Well we need not even to evaluate there is something wrong with our results. What exactly we do not account for?

#### 1) Class imbalance
Remember the distribution of target column? From a sample of 1000 only 128 were targets of 1 which is only 12.8%. It is reasonable to assume this percentage will not vary a lot in training set. Should we check?

In [None]:
train_fit.groupBy('target').count().orderBy('count').show()

In [None]:
train_eval.groupBy('target').count().orderBy('count').show()

Huh, that is even more severe imbalance that our sample of 1000 showed before. Will we do better handling it?

In [None]:
bal_train = train.filter(train.target==1.0)
target_count = bal_train.count()

In [None]:
target_df = train.filter(train.target==0.0).distinct()
target_df = target_df.sample(False, fraction=target_count/target_df.count())
target_df.count()

In [None]:
bal_train = bal_train.unionByName(target_df)
bal_train.sample(False, 0.1).show(10)

In [None]:
train_fit, train_eval = bal_train.randomSplit([0.75, 0.25], seed=13)
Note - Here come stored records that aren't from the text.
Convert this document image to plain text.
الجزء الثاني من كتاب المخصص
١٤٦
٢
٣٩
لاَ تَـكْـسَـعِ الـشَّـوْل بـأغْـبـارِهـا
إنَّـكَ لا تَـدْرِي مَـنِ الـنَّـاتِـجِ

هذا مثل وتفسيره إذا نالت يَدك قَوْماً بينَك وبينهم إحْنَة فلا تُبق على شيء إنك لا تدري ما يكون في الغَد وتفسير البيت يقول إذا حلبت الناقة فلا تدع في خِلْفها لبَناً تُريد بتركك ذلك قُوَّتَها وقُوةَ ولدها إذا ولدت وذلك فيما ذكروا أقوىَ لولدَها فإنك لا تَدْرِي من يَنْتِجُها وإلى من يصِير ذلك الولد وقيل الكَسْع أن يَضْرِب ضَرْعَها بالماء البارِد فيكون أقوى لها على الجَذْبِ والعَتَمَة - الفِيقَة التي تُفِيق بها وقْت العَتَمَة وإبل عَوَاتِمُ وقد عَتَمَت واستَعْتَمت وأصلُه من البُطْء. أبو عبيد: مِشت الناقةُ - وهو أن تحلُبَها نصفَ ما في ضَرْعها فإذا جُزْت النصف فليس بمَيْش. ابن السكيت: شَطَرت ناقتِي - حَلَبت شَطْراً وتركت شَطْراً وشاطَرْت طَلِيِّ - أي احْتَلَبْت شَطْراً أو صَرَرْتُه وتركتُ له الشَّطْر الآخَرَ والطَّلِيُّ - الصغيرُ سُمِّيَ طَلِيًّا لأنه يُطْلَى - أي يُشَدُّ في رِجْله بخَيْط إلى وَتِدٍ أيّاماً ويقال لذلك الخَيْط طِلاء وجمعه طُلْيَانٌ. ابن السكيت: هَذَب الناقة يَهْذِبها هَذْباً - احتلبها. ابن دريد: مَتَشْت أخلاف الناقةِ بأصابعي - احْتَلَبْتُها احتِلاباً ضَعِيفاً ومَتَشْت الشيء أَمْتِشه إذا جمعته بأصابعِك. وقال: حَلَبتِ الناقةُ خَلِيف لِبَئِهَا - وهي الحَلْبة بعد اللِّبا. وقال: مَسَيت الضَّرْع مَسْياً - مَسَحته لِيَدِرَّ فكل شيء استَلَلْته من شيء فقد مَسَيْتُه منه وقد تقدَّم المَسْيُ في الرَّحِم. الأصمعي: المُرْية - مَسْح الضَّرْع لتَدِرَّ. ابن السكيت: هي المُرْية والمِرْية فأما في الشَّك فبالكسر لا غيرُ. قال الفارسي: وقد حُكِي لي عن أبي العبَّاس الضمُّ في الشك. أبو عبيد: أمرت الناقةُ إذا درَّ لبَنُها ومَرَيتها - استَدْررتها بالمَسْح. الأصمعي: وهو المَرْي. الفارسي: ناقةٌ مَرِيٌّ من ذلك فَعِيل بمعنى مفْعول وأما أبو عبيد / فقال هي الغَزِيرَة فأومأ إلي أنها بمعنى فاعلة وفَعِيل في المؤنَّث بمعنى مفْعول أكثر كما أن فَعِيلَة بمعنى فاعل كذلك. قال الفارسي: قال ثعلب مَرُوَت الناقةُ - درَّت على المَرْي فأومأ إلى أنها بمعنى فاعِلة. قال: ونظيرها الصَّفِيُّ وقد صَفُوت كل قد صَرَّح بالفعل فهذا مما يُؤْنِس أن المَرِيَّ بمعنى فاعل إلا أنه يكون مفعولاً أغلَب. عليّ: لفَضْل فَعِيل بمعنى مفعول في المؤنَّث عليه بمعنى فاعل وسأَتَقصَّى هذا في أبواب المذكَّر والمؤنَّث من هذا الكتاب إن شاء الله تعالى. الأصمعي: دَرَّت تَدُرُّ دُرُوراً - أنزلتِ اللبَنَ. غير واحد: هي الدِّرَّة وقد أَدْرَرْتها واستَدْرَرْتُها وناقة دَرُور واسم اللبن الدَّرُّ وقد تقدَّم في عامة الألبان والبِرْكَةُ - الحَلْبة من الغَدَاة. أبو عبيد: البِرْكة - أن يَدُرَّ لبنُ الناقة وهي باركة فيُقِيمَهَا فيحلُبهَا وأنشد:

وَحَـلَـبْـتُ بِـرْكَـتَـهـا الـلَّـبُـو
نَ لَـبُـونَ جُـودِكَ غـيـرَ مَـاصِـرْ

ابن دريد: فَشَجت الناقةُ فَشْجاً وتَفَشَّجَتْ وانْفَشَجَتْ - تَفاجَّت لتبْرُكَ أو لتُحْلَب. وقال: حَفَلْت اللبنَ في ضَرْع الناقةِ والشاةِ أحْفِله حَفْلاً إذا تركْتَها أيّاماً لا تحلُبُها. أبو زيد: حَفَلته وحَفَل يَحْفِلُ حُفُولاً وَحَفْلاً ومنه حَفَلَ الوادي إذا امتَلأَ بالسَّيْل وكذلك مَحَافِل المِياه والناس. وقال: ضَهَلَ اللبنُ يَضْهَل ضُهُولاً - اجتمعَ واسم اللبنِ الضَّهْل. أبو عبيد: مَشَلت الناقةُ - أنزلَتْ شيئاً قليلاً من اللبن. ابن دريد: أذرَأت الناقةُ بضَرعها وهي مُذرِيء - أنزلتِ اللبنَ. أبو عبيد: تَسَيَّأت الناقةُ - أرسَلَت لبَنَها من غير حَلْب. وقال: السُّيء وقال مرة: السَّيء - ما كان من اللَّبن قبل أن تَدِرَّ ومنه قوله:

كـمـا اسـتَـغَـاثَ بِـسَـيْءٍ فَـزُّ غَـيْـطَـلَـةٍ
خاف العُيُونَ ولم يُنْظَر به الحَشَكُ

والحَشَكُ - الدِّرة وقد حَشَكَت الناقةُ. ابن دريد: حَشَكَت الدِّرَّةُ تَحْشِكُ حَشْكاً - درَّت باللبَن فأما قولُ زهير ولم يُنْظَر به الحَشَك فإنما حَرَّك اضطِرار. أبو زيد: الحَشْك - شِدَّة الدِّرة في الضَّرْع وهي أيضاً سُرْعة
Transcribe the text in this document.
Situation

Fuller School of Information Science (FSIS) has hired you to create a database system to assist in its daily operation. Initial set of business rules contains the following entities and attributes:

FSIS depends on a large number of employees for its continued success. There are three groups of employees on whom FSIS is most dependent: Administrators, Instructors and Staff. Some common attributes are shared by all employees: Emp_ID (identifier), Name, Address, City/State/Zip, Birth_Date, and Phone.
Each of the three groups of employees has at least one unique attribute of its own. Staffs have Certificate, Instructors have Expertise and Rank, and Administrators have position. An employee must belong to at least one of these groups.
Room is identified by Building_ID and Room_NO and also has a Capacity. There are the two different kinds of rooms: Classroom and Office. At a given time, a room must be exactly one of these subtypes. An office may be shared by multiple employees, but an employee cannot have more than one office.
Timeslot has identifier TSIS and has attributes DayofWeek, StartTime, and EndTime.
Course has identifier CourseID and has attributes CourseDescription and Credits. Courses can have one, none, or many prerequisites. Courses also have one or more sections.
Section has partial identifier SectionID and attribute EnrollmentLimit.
l_reg = ml.classification.LogisticRegression(labelCol='target', featuresCol='features', maxIter=20)
l_reg=l_reg.fit(train_fit)

predict_train=l_reg.transform(train_fit)
predict_test=l_reg.transform(train_eval)

In [None]:
predict_test.select('prediction').distinct().show()

In [None]:
predict_test.show()

That already looks much better, doesn't it? But really how accurate are results? That is going to be our next step.